Momentum Konferensi Tingkat Tinggi (KTT) ASEAN ke-42 di tahun 2023 ini agaknya menjadi momentum yang pas bagi para Pemimpin ASEAN untuk merundingkan isu yang masih belum selesai hingga sekarang. Tidak lain dan tidak bukan adalah konflik Laut China Selatan (LCS) dengan negara China (BACA: Konflik Laut Masih Berlarut-larut: 2023 Menjadi Tahun Krusial).
LCS sudah lama menjadi isu konflik yang masih belum terpecahkan. Bukan hanya menyeret Indonesia dan China, namun konflik batas negara di LCS juga menarik negara-negara perbatasan lainnya seperti Singapura, Vietnam, dan Thailand. Hal ini dikarenakan China mengklaim bahwa Laut Natuna Utara milik Indonesia masuk ke dalam wilayah kekuasaannya berdasarkan klaim Nine-Dash Line (Sembilan Garis Putus-Putus). Padahal, Pengadilan Arbitrase Permanen di Den Haag menemukan sembilan garis putus-putus tidak memiliki dasar hukum pada tahun 2016 dan The United Nations Convention on the Law of the Sea (UNCLOS) sudah mengakui zona ekonomi eksklusif tersebut sebagai Laut Natuna Utara pada 2017. Negara China juga tercatat sebagai negara yang ikut menandatangani UNCLOS 1982.
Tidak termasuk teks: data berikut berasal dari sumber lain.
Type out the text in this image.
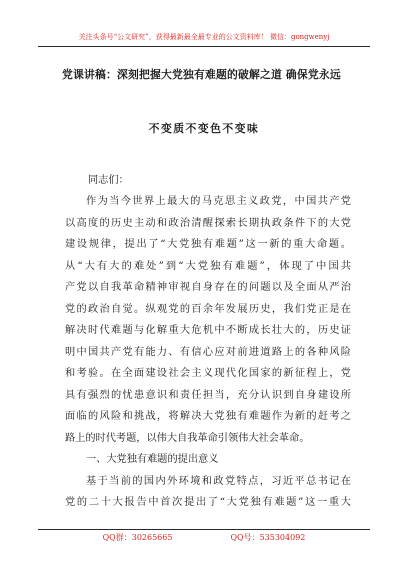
关注头条号“公文研究”，获得最新最全最专业的公文资料库！ 微信：gongwenyj
党课讲稿：深刻把握大党独有难题的破解之道 确保党永远
不变质不变色不变味
同志们：
作为当今世界上最大的马克思主义政党，中国共产党
以高度的历史主动和政治清醒探索长期执政条件下的大党
建设规律，提出了“大党独有难题”这一新的重大命题。
从“大有大的难处”到“大党独有难题”，体现了中国共
产党以自我革命精神审视自身存在的问题以及全面从严治
党的政治自觉。纵观党的百余年发展历史，我们党正是在
解决时代难题与化解重大危机中不断成长壮大的，历史证
明中国共产党有能力、有信心应对前进道路上的各种风险
和考验。在全面建设社会主义现代化国家的新征程上，党
具有强烈的忧患意识和责任担当，充分认识到自身建设所
面临的风险和挑战，将解决大党独有难题作为新的赶考之
路上的时代考题，以伟大自我革命引领伟大社会革命。
一、大党独有难题的提出意义
基于当前的国内外环境和政党特点，习近平总书记在
党的二十大报告中首次提出了“大党独有难题”这一重大
QQ群：30265665	QQ号：535304092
Konflik Laut Bisa Berujung Peperangan
Konflik di LCS tidak bisa dianggap remeh. Apalagi dengan fakta yang terungkap adanya sikap intimidatif dari China di awal tahun 2023 yang lalu. Pada waktu itu, aktivitas kapal China di Natuna Utara sudah masuk dalam pengamatan melalui Automatic Identification System (AIS) oleh Indonesia Ocean Justice Initiative (IOJI). Keberadaan kapal Penjaga Laut China di Natuna berlayar di dekat ladang gas Blok Tuna di Laut Natuna yang bernilai investasi dengan total U$ 3 Miliar atau setara dengan Rp 45 Triliun. Peneliti IOJI, Imam Prakoso mengatakan bahwa kegiatan kapal China sudah terjadi sejak 2021. Sementara pada September 2022, Kapal Penjaga Laut China kedapatan berlayar di perairan Natuna dan melakukan intimidasi kepada nelayan lokal (Tempo, 15 September 2022). Menurut Dedi, seorang Nelayan asal Natuna, kapalnya dihadang oleh Kapal Penjaga Laut China dan kapal tersebut juga mengelilingi kapal ikan miliknya.
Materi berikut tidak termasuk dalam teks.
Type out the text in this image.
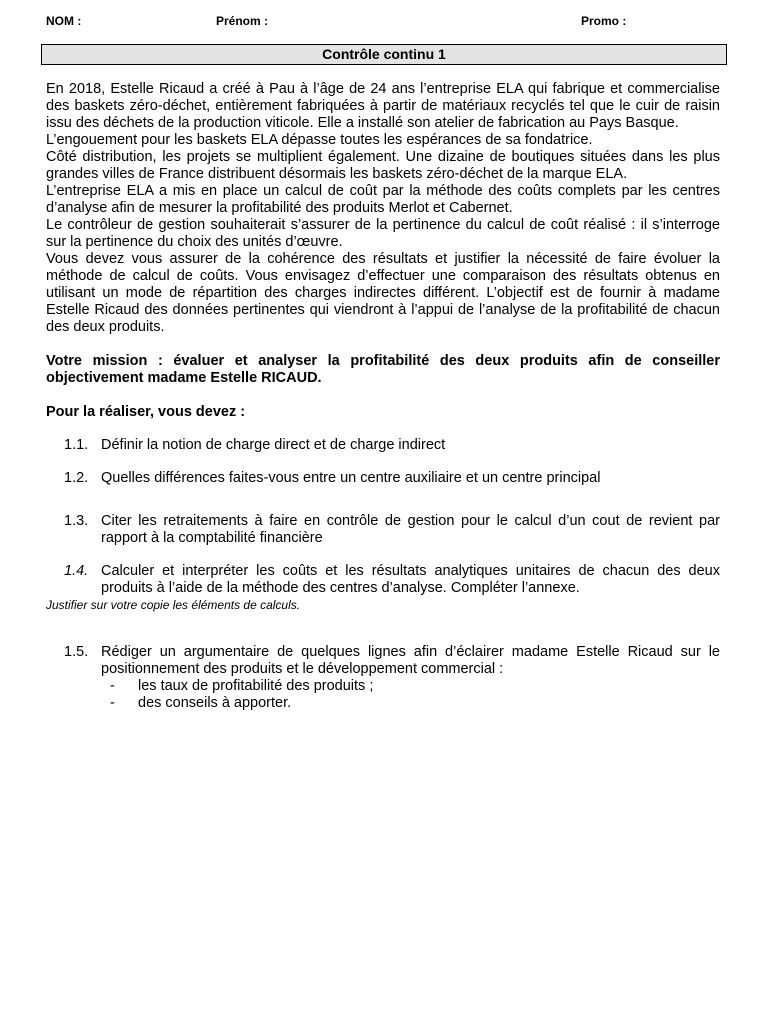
NOM :	Prénom :	Promo :
Contrôle continu 1

En 2018, Estelle Ricaud a créé à Pau à l’âge de 24 ans l’entreprise ELA qui fabrique et commercialise des baskets zéro-déchet, entièrement fabriquées à partir de matériaux recyclés tel que le cuir de raisin issu des déchets de la production viticole. Elle a installé son atelier de fabrication au Pays Basque.

L’engouement pour les baskets ELA dépasse toutes les espérances de sa fondatrice.

Côté distribution, les projets se multiplient également. Une dizaine de boutiques situées dans les plus grandes villes de France distribuent désormais les baskets zéro-déchet de la marque ELA.

L’entreprise ELA a mis en place un calcul de coût par la méthode des coûts complets par les centres d’analyse afin de mesurer la profitabilité des produits Merlot et Cabernet.

Le contrôleur de gestion souhaiterait s’assurer de la pertinence du calcul de coût réalisé : il s’interroge sur la pertinence du choix des unités d’œuvre.

Vous devez vous assurer de la cohérence des résultats et justifier la nécessité de faire évoluer la méthode de calcul de coûts. Vous envisagez d’effectuer une comparaison des résultats obtenus en utilisant un mode de répartition des charges indirectes différent. L’objectif est de fournir à madame Estelle Ricaud des données pertinentes qui viendront à l’appui de l’analyse de la profitabilité de chacun des deux produits.

Votre mission : évaluer et analyser la profitabilité des deux produits afin de conseiller objectivement madame Estelle RICAUD.

Pour la réaliser, vous devez :

1.1. Définir la notion de charge direct et de charge indirect
1.2. Quelles différences faites-vous entre un centre auxiliaire et un centre principal
1.3. Citer les retraitements à faire en contrôle de gestion pour le calcul d’un cout de revient par rapport à la comptabilité financière
1.4. Calculer et interpréter les coûts et les résultats analytiques unitaires de chacun des deux produits à l’aide de la méthode des centres d’analyse. Compléter l’annexe.

Justifier sur votre copie les éléments de calculs.

1.5. Rédiger un argumentaire de quelques lignes afin d’éclairer madame Estelle Ricaud sur le positionnement des produits et le développement commercial :
- les taux de profitabilité des produits ;
- des conseils à apporter.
Dampak besar lainnya adalah konflik yang memicu peperangan. Bukan tanpa sebab, hal ini ditakutkan akan terjadi karena China sudah mengirimkan kapal China Coast Guard atau CCG 5901 yang terkenal mengalahkan kebesaran kapal cruiser kelas Ticonderoga milik Angkatan Laut Amerika Serikat, bahkan kapal penghancur rudal Arleigh Burke AS. Hal ini berujung pada pengiriman armada kapal perang, pesawat patroli, dan drone milik TNI Angkatan Laut Republik Indonesia ke atas Laut Natuna Utara.
Code of Conduct: Poin Krusial yang Harus Disegerakan
Kementerian Pertahanan Singapura pernah menghimbau pentingnya penyelesaian konflik LCS ini. Menteri Pertahanan Singapura Ng Eng Hen mengatakan, negara-negara di kawasan perlu memperbarui komitmen kolektif untuk menjaga tatanan berdasar aturan. Pembaruan diperlukan pula untuk memandu interaksi maritim. Tatanan aturan itu adalah Code of Conduct (CoC).
Sudah sejak tahun 2002, CoC antara ASEAN dan China dirundingkan dan hingga 20 tahun masih belum ada kesepakatan. Negara-negara di ASEAN sendiri sebenarnya sudah berkomitmen untuk terus mendorong penerapan CoC LCS ini. Maka momentum Indonesia sebagai Ketua KTT ASEAN dapat menjadi wadah yang pas untuk kembali menyuarakan dan membahas perihal isu konflik LCS sehingga dapat dilakukan percepatan penyepakatan CoC ASEAN dan China.
Perlu adanya komunikasi dan koordinasi yang erat antar negara ASEAN untuk solid
dan seirama dalam menyelesaikan konflik ini. Apalagi karena adanya perbedaan pemahaman dan konsep CoC antara ASEAN dan China. Beberapa diantaranya adalah:
- ASEAN menginginkan CoC sebagai sebuah perjanjian yang mengikat sehingga memiliki kekuatan untuk memastikan kepatuhan dari pihak-pihak terkait. Lain halnya dengan China yang bersikeras agar CoC menjadi dokumen yang tidak mengikat. Hal ini membuat posisi CoC ditakutkan hanya menjadi simbol belaka, tanpa adanya kekuatan yang mengatur dan mengikat.
- Menurut ASEAN, ruang lingkup CoC diharapkan luas dan mencakup isu seperti hak negara pantai, mekanisme penyelesaian sengketa, dan kebebasan navigasi. Sementara China lebih ingin perjanjian yang sempit dan fokus pada pencegahan insiden dan pengelolaan krisis.
- Negara-negara ASEAN sepakat CoC dapat ditegakkan berdasarkan hukum internasional. Tiongkok bersikeras bahwa CoC adalah dokumen yang tidak mengikat yang tidak tunduk pada pengadilan arbitrase internasional.
Memang keberadaan CoC belum tentu menghadirkan tanda titik pada rangkaian konflik LCS yang mengaitkan banyak pihak. Namun setidaknya keberadaan CoC bisa menjadi lembaran baru yang mengikat semua pihak untuk turut mengakui dan menaati peraturan yang ada sehingga meminimalisir ketegangan dan konflik berkelanjutan yang merugikan semua pihak.